Settembre 17th, 2025 Riccardo Fucile

A ROMA, DUE ATTIVISTI FILO-PALESTINESI SONO STATI AGGREDITI A COLPI DI CASCHI E COLTELLATE DA UNA DECINA DI ESTREMISTI DI DESTRA

Un gruppo di ragazzi è stato aggredito ieri sera poco dopo le 22 al termine del corteo per la Palestina a Roma. Secondo le prime
informazioni, una decina di estremisti di destra con caschi e coltelli ha teso un agguato ad alcune persone che stavano tornando a casa in via Lanza, all’incrocio con via Merulana, avventandosi su di loro con caschi e coltelli.
Ad avere la peggio sono stati due giovani, uno due quali portato in ospedale con profonde ferite alla testa. Sul caso indaga la Digos, che sta cercando di risalire agli aggressori, scappati subito dopo il violento pestaggio.
A quanto si apprende, l’aggressione si sarebbe verificata come rappresaglia dopo i momenti di tensione che si sono verificati durante il corteo davanti al Carrè Monti, locale di riferimento dell’estrema destra a Roma, soprattutto dell’area afferente a CasaPound.

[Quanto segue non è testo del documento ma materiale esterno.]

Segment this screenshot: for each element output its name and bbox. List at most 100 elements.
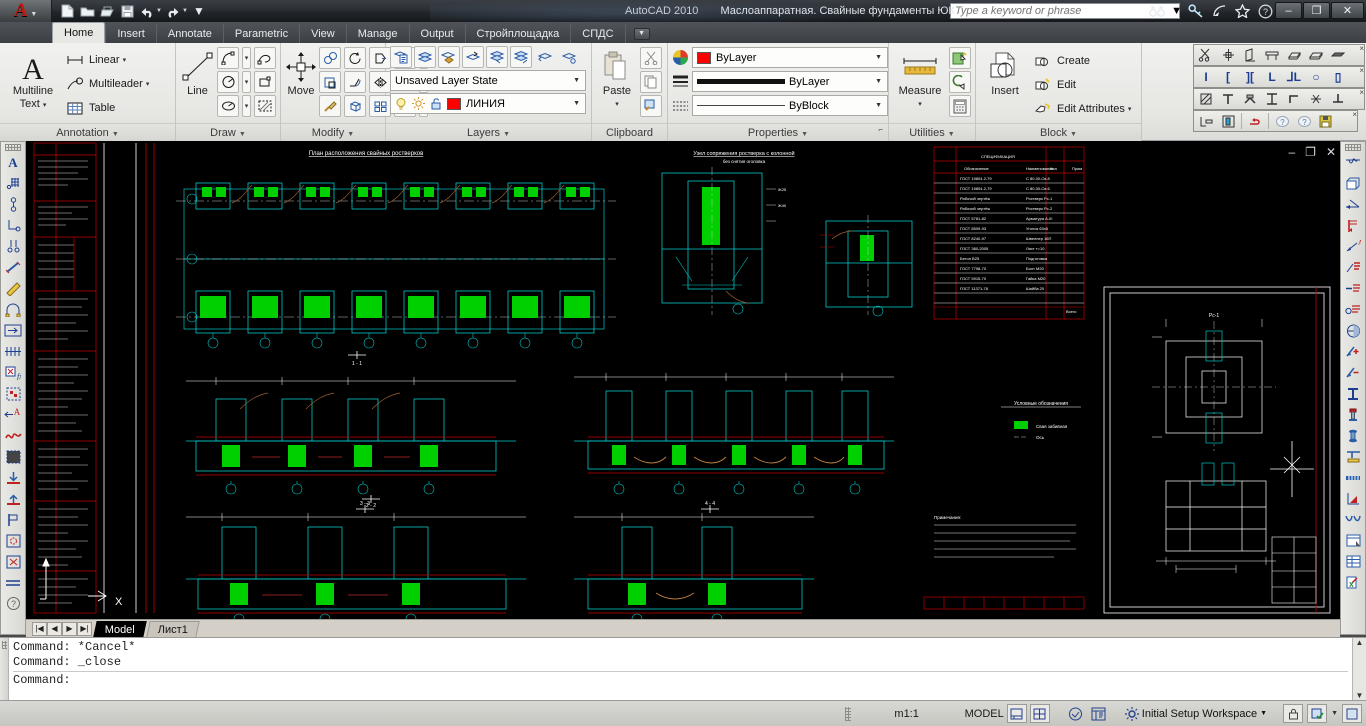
round-profile-icon[interactable]: ○ <box>1305 67 1327 87</box>
workspace-dropdown-icon[interactable]: ▼ <box>1260 710 1267 717</box>
hatch-tool-icon[interactable] <box>2 173 24 194</box>
weld-joint-icon[interactable] <box>1239 89 1261 109</box>
circle-dropdown-icon[interactable]: ▾ <box>242 71 251 93</box>
qat-open-file-icon[interactable] <box>78 2 96 20</box>
close-toolbar-row3-icon[interactable]: × <box>1359 88 1364 97</box>
break-line-tool-icon[interactable] <box>2 236 24 257</box>
panel-annotation-title[interactable]: Annotation ▼ <box>0 123 175 141</box>
command-line-area[interactable]: Command: *Cancel* Command: _close Comman… <box>0 637 1366 700</box>
qat-plot-icon[interactable] <box>98 2 116 20</box>
door-tool-icon[interactable] <box>1217 111 1239 131</box>
qat-customize-dropdown-icon[interactable]: ▼ <box>190 2 208 20</box>
rect-profile-icon[interactable]: ▯ <box>1327 67 1349 87</box>
command-scroll-up-icon[interactable]: ▲ <box>1356 638 1364 647</box>
qat-save-icon[interactable] <box>118 2 136 20</box>
remove-element-tool-icon[interactable] <box>1342 362 1364 383</box>
arc-dropdown-icon[interactable]: ▾ <box>242 47 251 69</box>
line-button[interactable]: Line <box>180 47 215 98</box>
command-history[interactable]: Command: *Cancel* Command: _close Comman… <box>9 638 1352 700</box>
wave-line-tool-icon[interactable] <box>2 425 24 446</box>
linear-dimension-button[interactable]: Linear ▾ <box>64 49 149 71</box>
rotate-tool-button[interactable] <box>344 47 366 69</box>
layer-isolate-button[interactable] <box>462 46 484 68</box>
layer-match-button[interactable] <box>558 46 580 68</box>
tab-insert[interactable]: Insert <box>105 24 156 43</box>
help1-icon[interactable]: ? <box>1271 111 1293 131</box>
scale-ruler-tool-icon[interactable] <box>1342 467 1364 488</box>
chain-leader-tool-icon[interactable] <box>1342 278 1364 299</box>
panel-modify-title[interactable]: Modify ▼ <box>281 123 385 141</box>
status-dropdown-icon[interactable]: ▼ <box>1331 710 1338 717</box>
arc-tool-button[interactable] <box>217 47 239 69</box>
panel-draw-title[interactable]: Draw ▼ <box>176 123 280 141</box>
flag-mark-tool-icon[interactable] <box>2 509 24 530</box>
next-layout-button[interactable]: ▶ <box>62 621 77 636</box>
first-layout-button[interactable]: |◀ <box>32 621 47 636</box>
toolbar-lock-icon[interactable] <box>1283 704 1304 723</box>
section-hatch-icon[interactable] <box>1195 89 1217 109</box>
panel-properties-title[interactable]: Properties ▼ ⌐ <box>668 123 888 141</box>
multiline-text-tool-icon[interactable]: A <box>2 152 24 173</box>
close-toolbar-row4-icon[interactable]: × <box>1352 110 1357 119</box>
tab-annotate[interactable]: Annotate <box>155 24 223 43</box>
anchor-tool-icon[interactable] <box>1342 425 1364 446</box>
tab-parametric[interactable]: Parametric <box>222 24 299 43</box>
formula-tool-icon[interactable]: fx <box>2 362 24 383</box>
channel-profile-icon[interactable]: [ <box>1217 67 1239 87</box>
ruler-tool-icon[interactable] <box>2 278 24 299</box>
layer-thaw-sun-icon[interactable] <box>412 97 425 110</box>
tab-stroyploshchadka[interactable]: Стройплощадка <box>464 24 571 43</box>
copy-tool-button[interactable] <box>319 47 341 69</box>
help2-icon[interactable]: ? <box>1293 111 1315 131</box>
cross-joint-icon[interactable] <box>1261 89 1283 109</box>
hatch-tool-button[interactable] <box>254 95 276 117</box>
match-properties-clipboard-button[interactable] <box>640 95 662 117</box>
ellipse-tool-button[interactable] <box>217 95 239 117</box>
splice-joint-icon[interactable] <box>1305 89 1327 109</box>
export-excel-tool-icon[interactable]: X <box>1342 572 1364 593</box>
text-leader-tool-icon[interactable]: A <box>1342 236 1364 257</box>
paste-button[interactable]: Paste ▾ <box>596 47 638 111</box>
center-mark-icon[interactable] <box>1217 45 1239 65</box>
i-beam-tool-icon[interactable] <box>1342 383 1364 404</box>
wall-icon[interactable] <box>1239 45 1261 65</box>
maximize-viewport-button[interactable] <box>1006 704 1027 723</box>
insert-down-tool-icon[interactable] <box>2 467 24 488</box>
edit-block-button[interactable]: Edit <box>1032 74 1131 96</box>
edit-attributes-dropdown-icon[interactable]: ▾ <box>1128 105 1132 113</box>
command-prompt[interactable]: Command: <box>13 673 1348 688</box>
tab-view[interactable]: View <box>299 24 346 43</box>
weld-seam-tool-icon[interactable] <box>1342 152 1364 173</box>
linetype-icon[interactable] <box>672 98 689 113</box>
object-color-combo[interactable]: ByLayer ▼ <box>692 47 888 68</box>
qat-undo-dropdown-icon[interactable]: ▼ <box>156 8 162 14</box>
help-tool-icon[interactable]: ? <box>2 593 24 614</box>
solid-box-tool-icon[interactable] <box>1342 173 1364 194</box>
quick-select-button[interactable] <box>949 47 971 69</box>
panel-layers-title[interactable]: Layers ▼ <box>386 123 591 141</box>
layer-dropdown-icon[interactable]: ▼ <box>573 100 583 107</box>
qat-undo-icon[interactable] <box>138 2 156 20</box>
application-menu-button[interactable]: A ▼ <box>0 0 52 22</box>
layer-combo[interactable]: ЛИНИЯ ▼ <box>390 93 586 114</box>
panel-block-title[interactable]: Block ▼ <box>976 123 1141 141</box>
close-toolbar-row2-icon[interactable]: × <box>1359 66 1364 75</box>
angle-leader-tool-icon[interactable] <box>1342 194 1364 215</box>
cut-button[interactable] <box>640 47 662 69</box>
layer-off-button[interactable] <box>438 46 460 68</box>
tab-spds[interactable]: СПДС <box>570 24 624 43</box>
create-block-button[interactable]: Create <box>1032 50 1131 72</box>
layer-previous-button[interactable] <box>534 46 556 68</box>
add-element-tool-icon[interactable] <box>1342 341 1364 362</box>
double-channel-icon[interactable]: ][ <box>1239 67 1261 87</box>
insert-up-tool-icon[interactable] <box>2 488 24 509</box>
layer-thaw-button[interactable] <box>510 46 532 68</box>
layer-color-swatch[interactable] <box>447 97 461 110</box>
tab-home[interactable]: Home <box>52 22 106 43</box>
annotation-visibility-button[interactable] <box>1066 704 1086 723</box>
i-profile-icon[interactable]: I <box>1195 67 1217 87</box>
panel-icon[interactable] <box>1327 45 1349 65</box>
command-line-grip[interactable] <box>0 638 9 700</box>
node-mark-tool-icon[interactable] <box>2 530 24 551</box>
linetype-combo[interactable]: ByBlock ▼ <box>692 95 888 116</box>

“Alla fine della manifestazione a Roma, nei pressi di via Giovanni Lanza, una squadraccia fascista si è messa a disposizione di chi vuole far tacere i movimenti per la Palestina – le parole dell’ex consigliere Luca Peciola, presente al corteo -. Hanno aggredito con caschi e coltelli ragazzi e ragazze che tornavano a casa. Un ragazzo è stato portato in ospedale. Con diverse ferite alla testa. Dai Meloni, parlaci ancora della violenza della Sinistra. Vergogna.”.